Though Kaplan said the contractor that handled the background check followed the investigative standards, she acknowledged that current expectations may not be stringent enough.
"Are the standards up to snuff? Should we be required to get police reports, for example? Should we be required to get mental health information, even from someone who has a secret as opposed to a top secret clearance? All these things need to be looked at," Kaplan said.
"But it was not, in our view, a case of malfeasance on the part of the contractor. We believe the contractor did what they were supposed to do," she added.
President Barack Obama has also ordered the White House budget office to examine security standards for government contractors and employees across federal agencies.
Concerns about weaknesses in the security clearance system have surfaced not only with Alexis but with National Security Agency leaker Edward Snowden and with Army Pvt.

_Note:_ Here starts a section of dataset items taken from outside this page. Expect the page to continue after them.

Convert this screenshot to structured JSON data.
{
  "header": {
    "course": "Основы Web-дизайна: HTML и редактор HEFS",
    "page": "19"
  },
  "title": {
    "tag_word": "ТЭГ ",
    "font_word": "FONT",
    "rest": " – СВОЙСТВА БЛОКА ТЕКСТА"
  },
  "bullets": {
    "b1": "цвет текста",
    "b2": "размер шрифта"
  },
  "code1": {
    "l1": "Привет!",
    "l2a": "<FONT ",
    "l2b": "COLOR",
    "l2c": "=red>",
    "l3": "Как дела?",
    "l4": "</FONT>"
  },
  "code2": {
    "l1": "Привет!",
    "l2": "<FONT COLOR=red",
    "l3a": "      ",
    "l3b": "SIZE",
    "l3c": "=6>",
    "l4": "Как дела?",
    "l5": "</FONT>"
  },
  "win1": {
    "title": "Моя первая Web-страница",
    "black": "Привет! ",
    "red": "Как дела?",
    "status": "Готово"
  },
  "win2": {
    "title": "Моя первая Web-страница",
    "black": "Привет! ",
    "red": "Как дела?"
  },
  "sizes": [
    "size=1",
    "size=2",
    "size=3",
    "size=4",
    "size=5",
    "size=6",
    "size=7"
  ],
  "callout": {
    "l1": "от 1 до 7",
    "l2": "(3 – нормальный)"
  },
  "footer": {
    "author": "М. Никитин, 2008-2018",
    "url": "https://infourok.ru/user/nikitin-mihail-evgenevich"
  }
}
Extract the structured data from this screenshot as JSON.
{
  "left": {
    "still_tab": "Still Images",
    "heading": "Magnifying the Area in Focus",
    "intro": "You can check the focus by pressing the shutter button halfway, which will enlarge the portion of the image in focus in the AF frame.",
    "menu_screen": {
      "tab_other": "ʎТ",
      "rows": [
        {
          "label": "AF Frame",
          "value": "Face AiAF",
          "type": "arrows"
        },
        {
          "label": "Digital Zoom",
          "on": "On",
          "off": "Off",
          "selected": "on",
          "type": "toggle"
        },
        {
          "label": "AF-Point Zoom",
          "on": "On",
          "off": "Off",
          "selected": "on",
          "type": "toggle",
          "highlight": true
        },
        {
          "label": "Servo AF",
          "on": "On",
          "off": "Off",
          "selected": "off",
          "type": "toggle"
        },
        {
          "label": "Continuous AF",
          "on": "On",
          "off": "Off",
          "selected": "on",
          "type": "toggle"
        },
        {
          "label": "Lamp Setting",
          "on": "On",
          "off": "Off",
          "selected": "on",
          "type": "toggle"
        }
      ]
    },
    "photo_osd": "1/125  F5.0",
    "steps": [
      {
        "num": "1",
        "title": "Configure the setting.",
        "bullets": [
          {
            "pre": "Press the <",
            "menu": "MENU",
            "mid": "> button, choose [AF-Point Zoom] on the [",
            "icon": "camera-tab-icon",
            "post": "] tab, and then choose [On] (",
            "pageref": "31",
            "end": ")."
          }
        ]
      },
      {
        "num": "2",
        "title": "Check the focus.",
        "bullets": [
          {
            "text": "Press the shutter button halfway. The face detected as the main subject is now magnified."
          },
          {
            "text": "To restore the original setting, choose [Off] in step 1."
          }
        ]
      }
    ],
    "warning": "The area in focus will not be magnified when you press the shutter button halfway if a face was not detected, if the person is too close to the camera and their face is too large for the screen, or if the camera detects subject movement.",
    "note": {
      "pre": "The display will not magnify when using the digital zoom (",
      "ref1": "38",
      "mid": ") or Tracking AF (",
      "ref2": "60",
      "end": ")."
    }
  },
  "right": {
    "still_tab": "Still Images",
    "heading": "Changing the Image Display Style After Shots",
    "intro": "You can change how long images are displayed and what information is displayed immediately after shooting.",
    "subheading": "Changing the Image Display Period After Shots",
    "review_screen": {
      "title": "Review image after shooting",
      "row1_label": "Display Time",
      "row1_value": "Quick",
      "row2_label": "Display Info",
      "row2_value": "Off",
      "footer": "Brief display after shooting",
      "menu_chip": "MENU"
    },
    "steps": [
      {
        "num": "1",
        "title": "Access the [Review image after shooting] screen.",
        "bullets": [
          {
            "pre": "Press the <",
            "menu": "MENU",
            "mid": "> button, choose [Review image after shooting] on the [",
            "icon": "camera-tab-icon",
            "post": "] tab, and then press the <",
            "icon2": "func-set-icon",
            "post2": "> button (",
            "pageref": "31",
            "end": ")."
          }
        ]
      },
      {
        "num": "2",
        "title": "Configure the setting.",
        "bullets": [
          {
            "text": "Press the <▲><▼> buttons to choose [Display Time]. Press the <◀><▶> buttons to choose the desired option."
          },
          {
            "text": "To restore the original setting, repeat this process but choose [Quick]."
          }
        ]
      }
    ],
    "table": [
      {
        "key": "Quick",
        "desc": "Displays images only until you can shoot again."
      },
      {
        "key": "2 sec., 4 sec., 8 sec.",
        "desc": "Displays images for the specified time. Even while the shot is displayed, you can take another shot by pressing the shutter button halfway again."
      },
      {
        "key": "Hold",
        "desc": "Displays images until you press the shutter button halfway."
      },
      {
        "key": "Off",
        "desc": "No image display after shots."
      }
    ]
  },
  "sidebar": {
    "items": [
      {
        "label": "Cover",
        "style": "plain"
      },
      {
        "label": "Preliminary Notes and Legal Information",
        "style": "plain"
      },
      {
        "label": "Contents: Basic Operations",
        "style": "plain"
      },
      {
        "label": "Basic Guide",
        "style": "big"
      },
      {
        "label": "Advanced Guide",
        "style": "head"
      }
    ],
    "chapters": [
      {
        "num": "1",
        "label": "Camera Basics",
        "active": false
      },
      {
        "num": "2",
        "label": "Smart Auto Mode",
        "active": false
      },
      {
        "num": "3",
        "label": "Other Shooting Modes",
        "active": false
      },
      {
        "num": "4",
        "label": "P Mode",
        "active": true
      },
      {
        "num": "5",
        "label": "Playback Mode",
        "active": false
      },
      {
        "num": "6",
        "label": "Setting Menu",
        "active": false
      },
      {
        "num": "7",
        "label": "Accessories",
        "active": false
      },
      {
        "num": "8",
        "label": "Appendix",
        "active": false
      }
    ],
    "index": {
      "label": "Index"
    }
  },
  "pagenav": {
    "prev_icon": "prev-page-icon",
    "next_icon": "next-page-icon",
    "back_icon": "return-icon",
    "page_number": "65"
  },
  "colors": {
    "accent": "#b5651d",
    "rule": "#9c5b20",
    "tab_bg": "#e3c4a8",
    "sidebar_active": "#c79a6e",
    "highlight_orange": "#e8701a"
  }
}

Chelsea Manning, currently imprisoned for leaking classified documents.
Federal officials said Thursday they were working to retool aspects of the nation's security clearance system, including the process of re-evaluating the behavior of employees and contractors who have access to sensitive information.
Holders of top secret clearances are subject to re-investigations every five years and those with secret clearances every 10 years.
But officials are pursuing the use of expanded automated checks, including through commercial and government databases, to make sure employees remain eligible to hold their clearance, said Brian Prioletti, an assistant director in the Office of the Director of National Intelligence.
He said officials also were studying the feasibility of using information from social media sites in determining eligibility for a clearance.
"We have to find that balance between the civil liberties and privacies of a U.S. citizen versus national security interests," Prioletti said.
Alexis applied for a security clearance with the Navy in 2007. Defense officials say he lied in his application about the 2004 arrest in Seattle and failed to disclose thousands of dollars in debts.
An FBI fingerprint check revealed the arrest, but an investigative report from an OPM contractor omitted the fact that Alexis had fired shots. Court records did not reveal details of the arrest and showed only that malicious mischief charges were not pursued.